Bob, the error bars are those shown by rating list, which uses one of the tools like Ordo or BayesElo. I took several days ago an extreme case to check the usual logisitc ELO model, and it worked quite well even with extreme values. Komodo 9.2 versus much weaker SOS 3. Then SOS 3 versus still much weaker Bikjump, a "beginner" engine, to get the rating of top engine Komodo 9.2 against the "beginner" engine Bikjump via the "intermediate" engine SOS 3:bob wrote:That was my point. If the average ratings for player A's opponents is X, and the average rating for player B's opponents is X+50, it is going to be VERY difficult to compare their ratings with any accuracy and use the resulting Elo numbers to predict outcome between the two versions. The two versions of the original program are different, the average opponents are different, WHICH is responsible for the Elo gain or loss?Michel wrote:Why not? As long if the graph is connected the comparison is fine.Robert Hyatt wrote:You have to look at all the data. For example, look at the average opponent rating for cheng 4cpu vs cheng 1cpu. 1cpu played against an opponent average about 50 Elo stronger than cheng 4cpu. What would you expect that to cause? Make cheng 1cpu look weaker? You can't compare Elo numbers between partially or fully disjoint sets of opponents...

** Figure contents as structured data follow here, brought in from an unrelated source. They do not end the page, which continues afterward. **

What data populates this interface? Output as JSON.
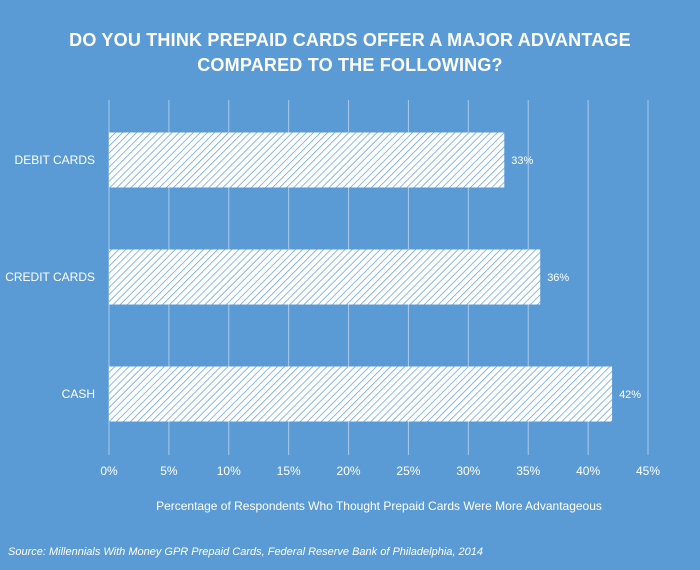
{
  "chart_data": {
    "type": "bar",
    "orientation": "horizontal",
    "title_lines": [
      "DO YOU THINK PREPAID CARDS OFFER A MAJOR ADVANTAGE",
      "COMPARED TO THE FOLLOWING?"
    ],
    "categories": [
      "DEBIT CARDS",
      "CREDIT CARDS",
      "CASH"
    ],
    "values": [
      33,
      36,
      42
    ],
    "data_labels": [
      "33%",
      "36%",
      "42%"
    ],
    "xlim": [
      0,
      45
    ],
    "x_ticks": [
      0,
      5,
      10,
      15,
      20,
      25,
      30,
      35,
      40,
      45
    ],
    "x_tick_labels": [
      "0%",
      "5%",
      "10%",
      "15%",
      "20%",
      "25%",
      "30%",
      "35%",
      "40%",
      "45%"
    ],
    "xlabel": "Percentage of Respondents Who Thought Prepaid Cards Were More Advantageous",
    "grid": true,
    "bar_fill": "diagonal-hatch white",
    "source": "Source: Millennials With Money GPR Prepaid Cards, Federal Reserve Bank of Philadelphia, 2014"
  },
  "colors": {
    "background": "#5b9bd5",
    "bar": "#ffffff",
    "hatch": "#5b9bd5",
    "grid": "#a9c9ea",
    "text": "#ffffff"
  }
}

If A plays B and B plays C and C plays D you can still compare A and D. The comparison via intermediate engines just blows up the error bars.
So in that specific CEGT comparison, the error bars are not +/-26. They are more like +/- 75...
In this case, saying A is +130 better than B is quite inaccurate. It is most likely better, to be sure. But how much better is much harder to determine without more data points.
Score of Komodo 9.2 vs SOS 3: 9865 - 32 - 103 [0.992] 10000
ELO difference: 830
Score of SOS 3 vs Bikjump: 6863 - 636 - 514 [0.889] 8013
ELO difference: 361
The ELO model predicts that Komodo 9.2 is stronger than Bikjump by 830+361 = 1191 ELO points, predicted only via the intermediate engine SOS 3. The "real" rating is:
Score of Komodo 9.2 vs Bikjump: 19967 - 6 - 27 [0.999] 20000
ELO difference: 1204
Prediction is only 13 ELO points off on the 1200 ELO difference span. The error is both statistical and due to the ELO model, but it shows that the model is not bad even in such extreme case.